Objectives: The peroxisome proliferator-activated receptor-alpha (PPAR-alpha) has attracted considerable attention for its anti-inflammatory properties; however, Toll-like receptor (TLR) pathways have an essential proinflammatory role in acute pancreatitis (AP). This study aimed to evaluate the attenuation of inflammation by PPAR-alpha and to investigate the interaction between PPAR-alpha and TLR pathways in AP. Methods: Acute pancreatitis was induced in rats by administration of cerulein. The PPAR-alpha agonist WY14643 and/or antagonist MK886 was administered. The severity of AP was determined by measuring serum amylase, lipase, Ca2+, pathological changes, myeloperoxidase activity, serum levels of interleukin (IL)-6, and intercellular adhesion molecule-1 (ICAM-1). The TLR2 and TLR4 messenger RNA (mRNA) and proteins were determined by real-time reverse transcriptase polymerase chain reaction and Western blotting, respectively. The mRNA expressions of target molecules of TLR pathways, including IL-6, IL-10, ICAM-1, and tumor necrosis factor alpha were also measured. Results: Treatment with WY14643 significantly decreased amylase, lipase, myeloperoxidase activity, pathological scores, IL-6, and ICAM-1 levels.

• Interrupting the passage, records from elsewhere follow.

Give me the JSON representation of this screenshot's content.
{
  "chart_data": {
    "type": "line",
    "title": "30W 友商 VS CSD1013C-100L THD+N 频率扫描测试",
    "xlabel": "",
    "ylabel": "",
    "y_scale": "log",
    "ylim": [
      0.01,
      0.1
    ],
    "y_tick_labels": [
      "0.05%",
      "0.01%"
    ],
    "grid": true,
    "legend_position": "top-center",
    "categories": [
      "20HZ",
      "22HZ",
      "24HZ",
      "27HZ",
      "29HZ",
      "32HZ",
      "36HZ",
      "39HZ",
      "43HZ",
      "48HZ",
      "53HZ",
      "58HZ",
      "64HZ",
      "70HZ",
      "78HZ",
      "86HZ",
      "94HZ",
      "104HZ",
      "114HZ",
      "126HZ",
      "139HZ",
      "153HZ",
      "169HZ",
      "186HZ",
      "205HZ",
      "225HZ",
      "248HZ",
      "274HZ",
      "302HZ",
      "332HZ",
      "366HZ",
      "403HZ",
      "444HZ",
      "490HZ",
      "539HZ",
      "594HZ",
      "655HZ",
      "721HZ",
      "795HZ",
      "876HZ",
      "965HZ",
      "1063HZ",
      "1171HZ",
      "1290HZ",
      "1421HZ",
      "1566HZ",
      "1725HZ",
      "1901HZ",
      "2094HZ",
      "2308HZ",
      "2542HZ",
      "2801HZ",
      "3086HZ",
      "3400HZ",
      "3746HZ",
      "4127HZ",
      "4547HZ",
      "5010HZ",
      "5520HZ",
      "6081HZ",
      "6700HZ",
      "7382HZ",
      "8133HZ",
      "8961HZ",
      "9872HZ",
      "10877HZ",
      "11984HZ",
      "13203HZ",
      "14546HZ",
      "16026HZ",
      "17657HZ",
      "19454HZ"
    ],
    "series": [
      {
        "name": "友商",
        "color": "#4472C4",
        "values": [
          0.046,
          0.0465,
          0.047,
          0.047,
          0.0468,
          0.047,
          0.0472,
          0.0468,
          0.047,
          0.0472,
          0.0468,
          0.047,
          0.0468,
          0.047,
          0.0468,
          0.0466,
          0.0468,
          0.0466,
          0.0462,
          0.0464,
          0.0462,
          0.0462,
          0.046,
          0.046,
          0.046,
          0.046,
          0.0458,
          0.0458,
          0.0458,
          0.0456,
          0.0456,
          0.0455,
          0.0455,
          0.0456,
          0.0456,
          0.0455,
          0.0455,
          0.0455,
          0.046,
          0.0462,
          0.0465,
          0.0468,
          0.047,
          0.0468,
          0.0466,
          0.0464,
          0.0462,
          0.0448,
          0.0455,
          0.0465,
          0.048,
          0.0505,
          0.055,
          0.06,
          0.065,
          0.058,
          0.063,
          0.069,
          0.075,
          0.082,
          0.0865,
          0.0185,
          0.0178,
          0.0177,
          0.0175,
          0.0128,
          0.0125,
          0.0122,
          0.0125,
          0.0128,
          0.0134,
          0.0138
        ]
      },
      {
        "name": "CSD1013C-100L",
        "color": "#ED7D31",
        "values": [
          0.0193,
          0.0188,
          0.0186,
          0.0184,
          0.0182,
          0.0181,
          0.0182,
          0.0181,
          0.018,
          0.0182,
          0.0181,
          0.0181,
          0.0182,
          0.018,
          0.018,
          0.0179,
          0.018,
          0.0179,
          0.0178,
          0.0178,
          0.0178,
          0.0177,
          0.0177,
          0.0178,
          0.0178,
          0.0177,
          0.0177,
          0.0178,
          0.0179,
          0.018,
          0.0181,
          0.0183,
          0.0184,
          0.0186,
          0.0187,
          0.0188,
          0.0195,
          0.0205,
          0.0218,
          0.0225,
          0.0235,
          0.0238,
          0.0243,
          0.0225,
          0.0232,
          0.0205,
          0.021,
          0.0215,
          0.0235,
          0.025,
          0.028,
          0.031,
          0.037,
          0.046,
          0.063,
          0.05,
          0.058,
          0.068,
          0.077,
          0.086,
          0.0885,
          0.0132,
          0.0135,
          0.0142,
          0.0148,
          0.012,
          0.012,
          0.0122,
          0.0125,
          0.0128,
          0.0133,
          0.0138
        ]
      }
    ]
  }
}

The TLR2 and TLR4 mRNA and proteins were markedly decreased after treatment with WY14643, along with IL-6, ICAM-1, and tumor necrosis factor alpha mRNA levels. However, these effects were completely reversed by the coadministration of MK886. Conclusions: Activation of PPAR-alpha played a protective role in AP, partially mediated by modulation of TLR pathways.